Duygusal Akıl Yürütme
Olay ve durumlarla ilgili hislerden yola çıkılarak akıl yürütme. 'Arkadaşımla aramız kötü çünkü ben iyi hissetmiyorum.' , 'Patronum kesin beni kovacak çünkü kötü hissediyorum.'
Etiketleme
Kişinin genel olarak kendisini ya da diğerlerini etiketlemesidir. 'Ben tembel biriyim.' , ' O bana hiç beni sevdiğini söylemedi. Kalpsiz biri' gibi.
Zihin okuma
Diğerinin zihninden geçenleri okuyup buna göre davranmamızdır. Örneğin, 'Onu kızdırdım. Kesin artık benimle konuşmayacak. Ondan uzaklaşmalıyım'
Aşırı genelleme
Tekbir olayı genele yayarak çıkarımda bulunma. Asla, hiç, her zaman, hiç kimse kelimeleri sıklıkla kullanılır. Örneğin, 'Elimi attığım her şey berbat oluyor.' gibi düşünceler.
Kişiselleştirme
Durumları kendi üzerimize almamız. Bina yöneticisinin getirdiği yeni kuralı, sizin yüzünüzden getirdiğini düşünmeniz genel durumu kendi üzerinize aldığınızı gösterir.
Meli- Malı İnançları
Belirli kurallar vardır ve yerine getirilmezse her şey kötü olacak düşüncesi. Örneğin, ' Öyle güzel yazmalıyım ki ödev puanım yüksek olsun.' 'Bence hiç kimse hatamı yüzüme vurmamalı.' -meli - malı cümleleri eğer kendi içimizdeki kurala göre yapılamazsa öfkeyi meydana getirir.
Peki biz kendimize nasıl yardım edebiliriz?
Düşünceni yazabilirsin. Yazdığında bu düşünce sana ne ifade ediyor, gerçek mi gibi sorularla düşünce üzerine düşünebilirsin.
Bir arkadaşıma söyler miydim?
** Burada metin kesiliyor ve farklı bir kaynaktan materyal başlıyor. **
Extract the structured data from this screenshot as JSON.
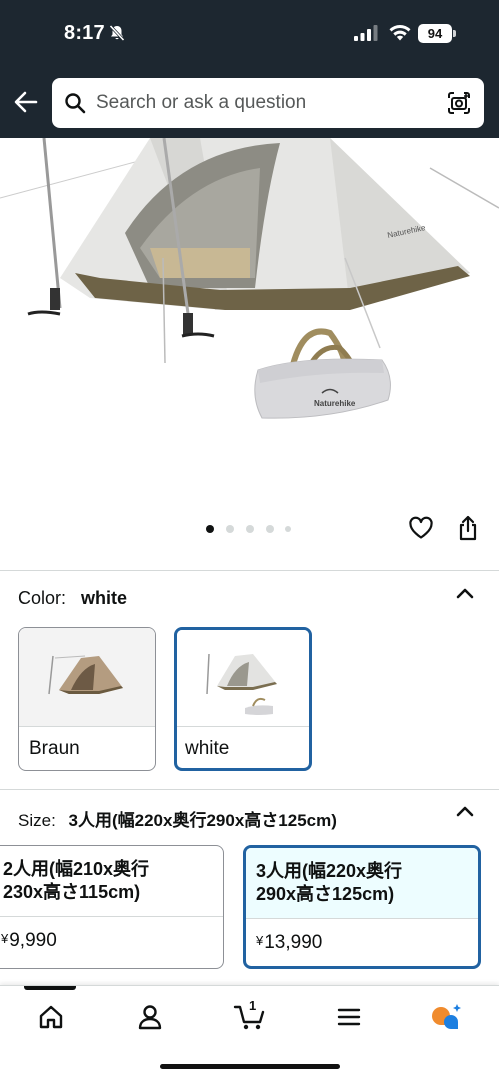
{
  "status": {
    "time": "8:17",
    "battery": "94"
  },
  "search": {
    "placeholder": "Search or ask a question"
  },
  "gallery": {
    "image_count": 5,
    "active_index": 0
  },
  "color": {
    "label": "Color:",
    "selected": "white",
    "options": [
      {
        "name": "Braun",
        "selected": false
      },
      {
        "name": "white",
        "selected": true
      }
    ]
  },
  "size": {
    "label": "Size:",
    "selected": "3人用(幅220x奥行290x高さ125cm)",
    "options": [
      {
        "title_line1": "2人用(幅210x奥行",
        "title_line2": "230x高さ115cm)",
        "currency": "¥",
        "price": "9,990",
        "selected": false
      },
      {
        "title_line1": "3人用(幅220x奥行",
        "title_line2": "290x高さ125cm)",
        "currency": "¥",
        "price": "13,990",
        "selected": true
      }
    ]
  },
  "nav": {
    "items": [
      "home-icon",
      "account-icon",
      "cart-icon",
      "menu-icon",
      "rufus-icon"
    ],
    "cart_count": "1"
  },
  "colors": {
    "header_bg": "#1d2730",
    "selected_border": "#2162a1",
    "selected_bg": "#edfdff",
    "rufus_orange": "#f08b2d",
    "rufus_blue": "#1d7fe0"
  }
}
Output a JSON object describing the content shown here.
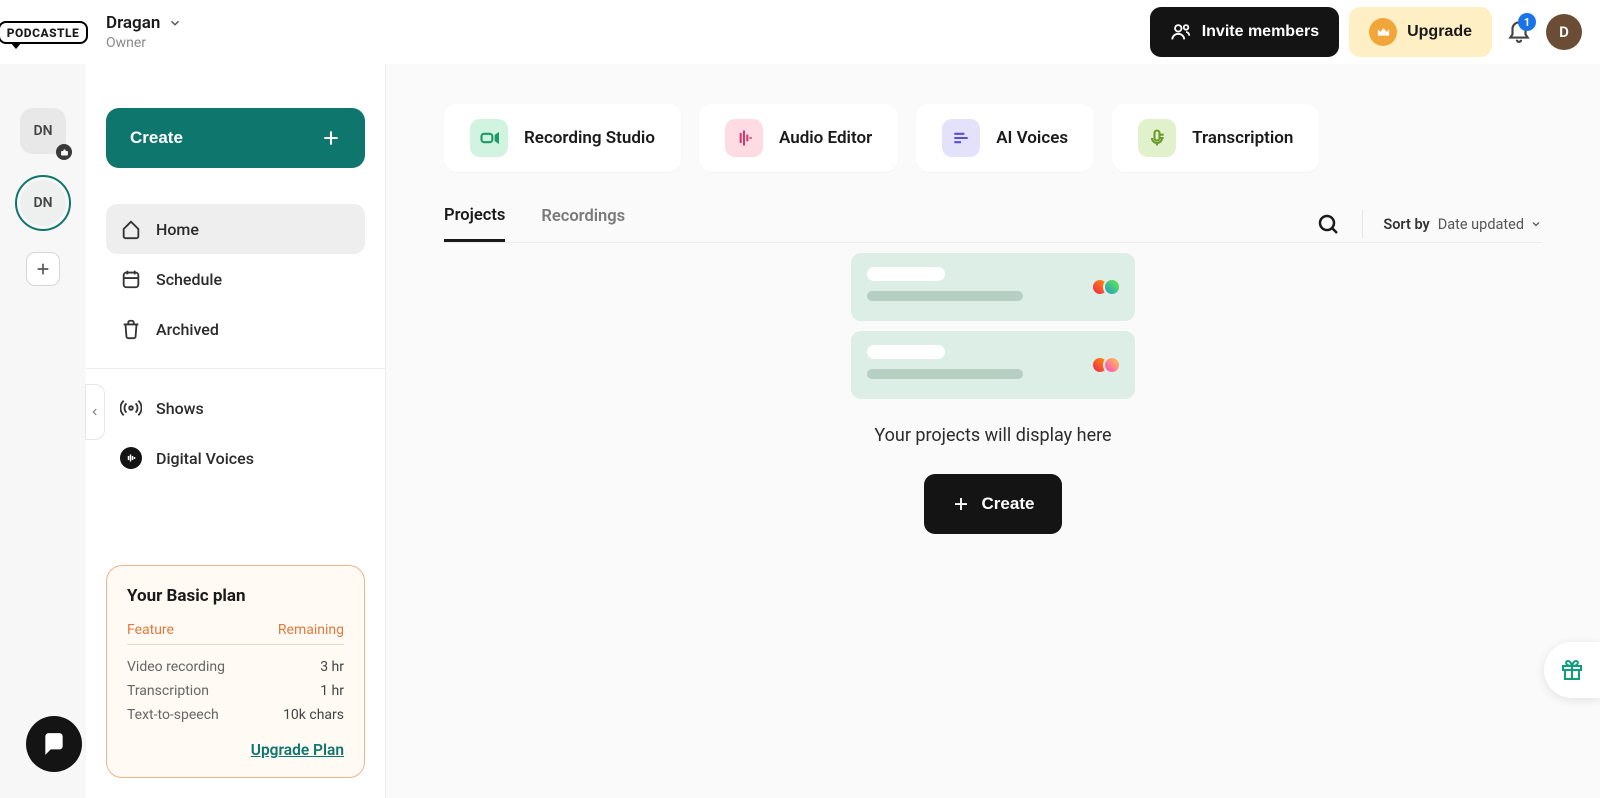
{
  "brand": "PODCASTLE",
  "workspace": {
    "name": "Dragan",
    "role": "Owner",
    "initials": "DN"
  },
  "header": {
    "invite": "Invite members",
    "upgrade": "Upgrade",
    "notification_count": "1",
    "avatar_initial": "D"
  },
  "rail": {
    "badges": [
      {
        "initials": "DN"
      },
      {
        "initials": "DN"
      }
    ]
  },
  "sidebar": {
    "create": "Create",
    "items": [
      {
        "label": "Home"
      },
      {
        "label": "Schedule"
      },
      {
        "label": "Archived"
      }
    ],
    "secondary": [
      {
        "label": "Shows"
      },
      {
        "label": "Digital Voices"
      }
    ],
    "plan": {
      "title": "Your Basic plan",
      "head_feature": "Feature",
      "head_remaining": "Remaining",
      "rows": [
        {
          "feature": "Video recording",
          "remaining": "3 hr"
        },
        {
          "feature": "Transcription",
          "remaining": "1 hr"
        },
        {
          "feature": "Text-to-speech",
          "remaining": "10k chars"
        }
      ],
      "upgrade": "Upgrade Plan"
    }
  },
  "main": {
    "cards": [
      {
        "label": "Recording Studio"
      },
      {
        "label": "Audio Editor"
      },
      {
        "label": "AI Voices"
      },
      {
        "label": "Transcription"
      }
    ],
    "tabs": [
      {
        "label": "Projects"
      },
      {
        "label": "Recordings"
      }
    ],
    "sort_label": "Sort by",
    "sort_value": "Date updated",
    "empty_text": "Your projects will display here",
    "create": "Create"
  }
}
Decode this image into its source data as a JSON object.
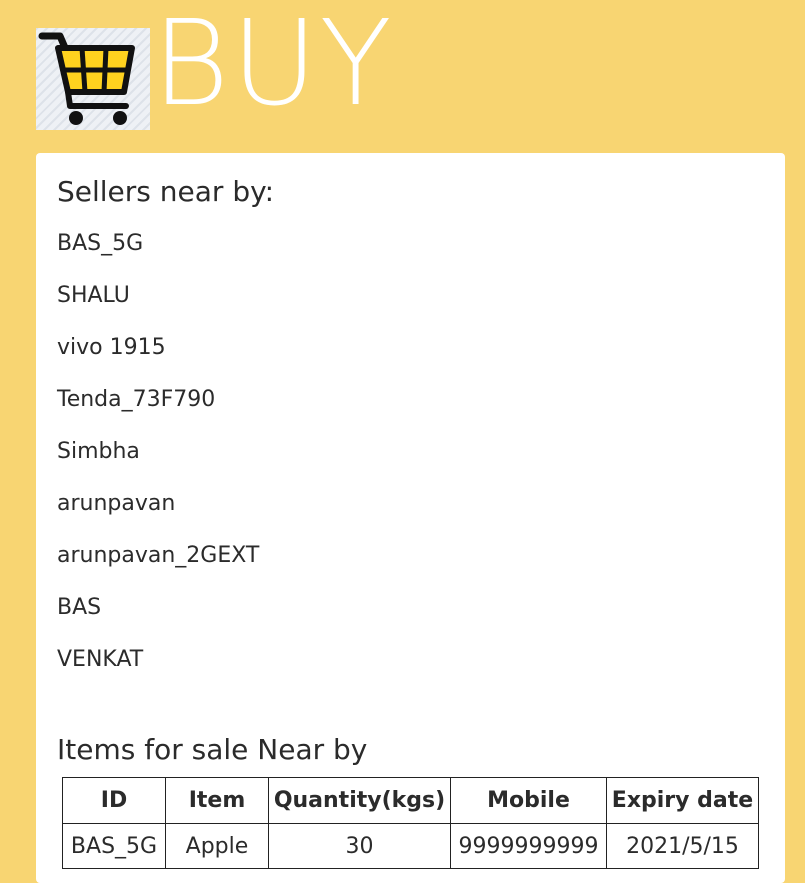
{
  "header": {
    "title": "BUY",
    "logo_icon": "shopping-cart-icon",
    "colors": {
      "background": "#f8d572",
      "cart_fill": "#ffd21f",
      "cart_stroke": "#111111"
    }
  },
  "sellers": {
    "heading": "Sellers near by:",
    "items": [
      "BAS_5G",
      "SHALU",
      "vivo 1915",
      "Tenda_73F790",
      "Simbha",
      "arunpavan",
      "arunpavan_2GEXT",
      "BAS",
      "VENKAT"
    ]
  },
  "items_for_sale": {
    "heading": "Items for sale Near by",
    "columns": [
      "ID",
      "Item",
      "Quantity(kgs)",
      "Mobile",
      "Expiry date"
    ],
    "rows": [
      [
        "BAS_5G",
        "Apple",
        "30",
        "9999999999",
        "2021/5/15"
      ]
    ]
  }
}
Düşüncenin üzerine düşünürken aklına en yakın arkadaşını getirebilir ve aynı durumda ona ne söylerdim diye düşünebilirsin.
Eğer düşüncem gerçekse olabilecek en kötü şey ne olurdu? Ben ne yapabilirdim? Kendime nasıl yardım edebilirdim?
Bu düşünce bana mı ait? sorularıyla yüzleşerek düşünme sistemimizi keşfedebiliriz.